In calculus, a vertical asymptote refers to a line that a function's graph approaches but never actually touches or crosses. It essentially represents a boundary where the function's value becomes infinitely large or decreases infinitely without bound. For the function in question, let's explore the vertical asymptote of \( f(x)=\frac{1}{x-4} \).

As we observe the function, it is clear that as the variable \(x\) approaches 4, the denominator \(x-4\) approaches zero, which makes the value of the function grow without limit. This not only affects the shape of the graph but also has implications for the function’s integrability.
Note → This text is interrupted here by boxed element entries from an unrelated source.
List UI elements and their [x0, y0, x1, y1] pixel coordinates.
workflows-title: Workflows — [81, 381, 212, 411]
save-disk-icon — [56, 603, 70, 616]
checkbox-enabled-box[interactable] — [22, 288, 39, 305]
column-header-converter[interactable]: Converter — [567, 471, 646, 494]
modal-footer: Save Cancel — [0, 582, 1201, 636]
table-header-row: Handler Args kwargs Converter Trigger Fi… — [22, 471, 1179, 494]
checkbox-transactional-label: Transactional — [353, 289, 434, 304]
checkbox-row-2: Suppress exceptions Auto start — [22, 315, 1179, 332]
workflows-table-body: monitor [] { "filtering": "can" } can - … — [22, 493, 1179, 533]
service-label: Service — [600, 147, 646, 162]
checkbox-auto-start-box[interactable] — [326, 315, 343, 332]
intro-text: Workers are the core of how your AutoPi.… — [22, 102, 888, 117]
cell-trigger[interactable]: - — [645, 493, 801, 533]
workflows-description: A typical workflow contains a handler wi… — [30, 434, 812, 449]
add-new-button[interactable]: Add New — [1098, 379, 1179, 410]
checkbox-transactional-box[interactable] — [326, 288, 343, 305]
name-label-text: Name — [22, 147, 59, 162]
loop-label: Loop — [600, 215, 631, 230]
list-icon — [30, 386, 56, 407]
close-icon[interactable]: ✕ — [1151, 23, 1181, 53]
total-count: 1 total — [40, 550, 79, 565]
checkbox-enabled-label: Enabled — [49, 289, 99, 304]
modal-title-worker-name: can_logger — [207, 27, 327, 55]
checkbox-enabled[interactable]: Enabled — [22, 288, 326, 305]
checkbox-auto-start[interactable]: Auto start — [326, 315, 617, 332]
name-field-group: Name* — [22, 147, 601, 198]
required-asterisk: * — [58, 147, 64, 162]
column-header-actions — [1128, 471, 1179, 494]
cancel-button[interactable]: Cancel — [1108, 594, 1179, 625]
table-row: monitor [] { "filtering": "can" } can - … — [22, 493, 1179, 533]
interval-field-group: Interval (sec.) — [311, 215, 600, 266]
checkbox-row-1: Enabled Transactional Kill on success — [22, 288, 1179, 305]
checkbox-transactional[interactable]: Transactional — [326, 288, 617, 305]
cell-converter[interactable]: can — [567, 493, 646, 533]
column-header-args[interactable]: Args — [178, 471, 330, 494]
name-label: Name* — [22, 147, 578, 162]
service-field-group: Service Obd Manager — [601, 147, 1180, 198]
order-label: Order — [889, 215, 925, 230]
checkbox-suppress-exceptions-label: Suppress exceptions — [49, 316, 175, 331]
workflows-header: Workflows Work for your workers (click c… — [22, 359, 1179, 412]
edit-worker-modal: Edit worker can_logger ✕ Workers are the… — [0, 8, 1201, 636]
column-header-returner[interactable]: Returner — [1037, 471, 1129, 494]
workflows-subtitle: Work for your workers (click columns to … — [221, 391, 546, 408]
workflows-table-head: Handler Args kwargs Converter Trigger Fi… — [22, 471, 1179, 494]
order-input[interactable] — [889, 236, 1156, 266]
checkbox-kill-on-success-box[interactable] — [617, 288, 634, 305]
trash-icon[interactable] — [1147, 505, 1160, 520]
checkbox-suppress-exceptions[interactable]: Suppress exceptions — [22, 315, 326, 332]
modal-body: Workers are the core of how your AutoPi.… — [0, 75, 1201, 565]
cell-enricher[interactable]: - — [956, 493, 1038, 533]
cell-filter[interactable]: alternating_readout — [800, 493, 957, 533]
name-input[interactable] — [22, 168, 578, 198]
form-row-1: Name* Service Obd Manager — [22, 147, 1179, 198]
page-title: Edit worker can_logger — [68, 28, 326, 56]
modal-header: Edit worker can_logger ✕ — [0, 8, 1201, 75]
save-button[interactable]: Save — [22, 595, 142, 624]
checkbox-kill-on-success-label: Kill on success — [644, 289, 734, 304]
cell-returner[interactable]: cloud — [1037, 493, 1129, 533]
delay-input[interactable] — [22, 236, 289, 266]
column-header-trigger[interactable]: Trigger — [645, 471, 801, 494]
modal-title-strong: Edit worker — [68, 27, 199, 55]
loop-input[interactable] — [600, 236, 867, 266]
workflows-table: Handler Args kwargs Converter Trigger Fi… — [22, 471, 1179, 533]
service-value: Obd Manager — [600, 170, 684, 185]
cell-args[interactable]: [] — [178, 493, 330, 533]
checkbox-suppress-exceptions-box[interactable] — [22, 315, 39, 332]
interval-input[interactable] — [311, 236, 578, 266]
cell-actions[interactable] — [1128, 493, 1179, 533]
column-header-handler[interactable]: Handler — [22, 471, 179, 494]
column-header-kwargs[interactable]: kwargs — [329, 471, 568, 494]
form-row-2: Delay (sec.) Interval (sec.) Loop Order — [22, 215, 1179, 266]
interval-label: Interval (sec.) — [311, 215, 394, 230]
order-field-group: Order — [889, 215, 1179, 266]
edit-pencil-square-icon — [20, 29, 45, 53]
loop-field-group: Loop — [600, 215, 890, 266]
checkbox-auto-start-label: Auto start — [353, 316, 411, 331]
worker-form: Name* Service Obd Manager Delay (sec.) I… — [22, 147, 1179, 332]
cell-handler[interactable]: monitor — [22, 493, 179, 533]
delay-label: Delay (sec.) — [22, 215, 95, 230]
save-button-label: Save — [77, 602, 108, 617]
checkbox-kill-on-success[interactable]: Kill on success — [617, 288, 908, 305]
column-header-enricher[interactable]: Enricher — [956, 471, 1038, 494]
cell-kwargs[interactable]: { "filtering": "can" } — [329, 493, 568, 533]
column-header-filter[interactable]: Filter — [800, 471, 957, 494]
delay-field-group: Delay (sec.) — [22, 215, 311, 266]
A common misconception is that a vertical asymptote always exists at a certain \(x\)-value; however, it is the behavior of the function near that \(x\)-value that determines its presence.

A bounded function is one that has both an upper and a lower limit within which all its values lie over a certain interval. Think of it as a function that remains contained within an invisible box, never stepping outside its limits as it moves along the \(x\)-axis. For the function \(f(x)=\frac{1}{x-4}\), the situation becomes interesting.

When considering boundedness on the interval [3, 5], we must check if there are any values for \(x\) that would cause the function to exceed any limits. In our case, we find that at \(x = 4\), the denominator of the function becomes zero, and hence the function's value surges towards infinity. This singular point prevents the function from being considered bounded, since the 'invisible box' would have to be infinitely tall to contain the function's value at \(x = 4\).

An infinite discontinuity occurs at a point on a graph where the function literally 'jumps' to infinity. With the function we are considering, \(f(x)=\frac{1}{x-4}\), we see exactly this happening as \(x\) nears 4. The 'jump' to infinity is what creates the vertical asymptote we discussed earlier.

Discontinuities, especially infinite ones, are critical when we discuss the integrability of a function. They signify that the function is not defined at that particular point and thus, the area under the curve cannot be calculated in the standard way using definite integrals. This is because calculating area involves summation of infinitely many infinitesimally small values, and when the function is unbounded, this process does not converge to a finite number. As such, the presence of an infinite discontinuity in the interval of integration is a key factor to consider, and in this case, is the reason why our function is not integrable on the interval [3, 5].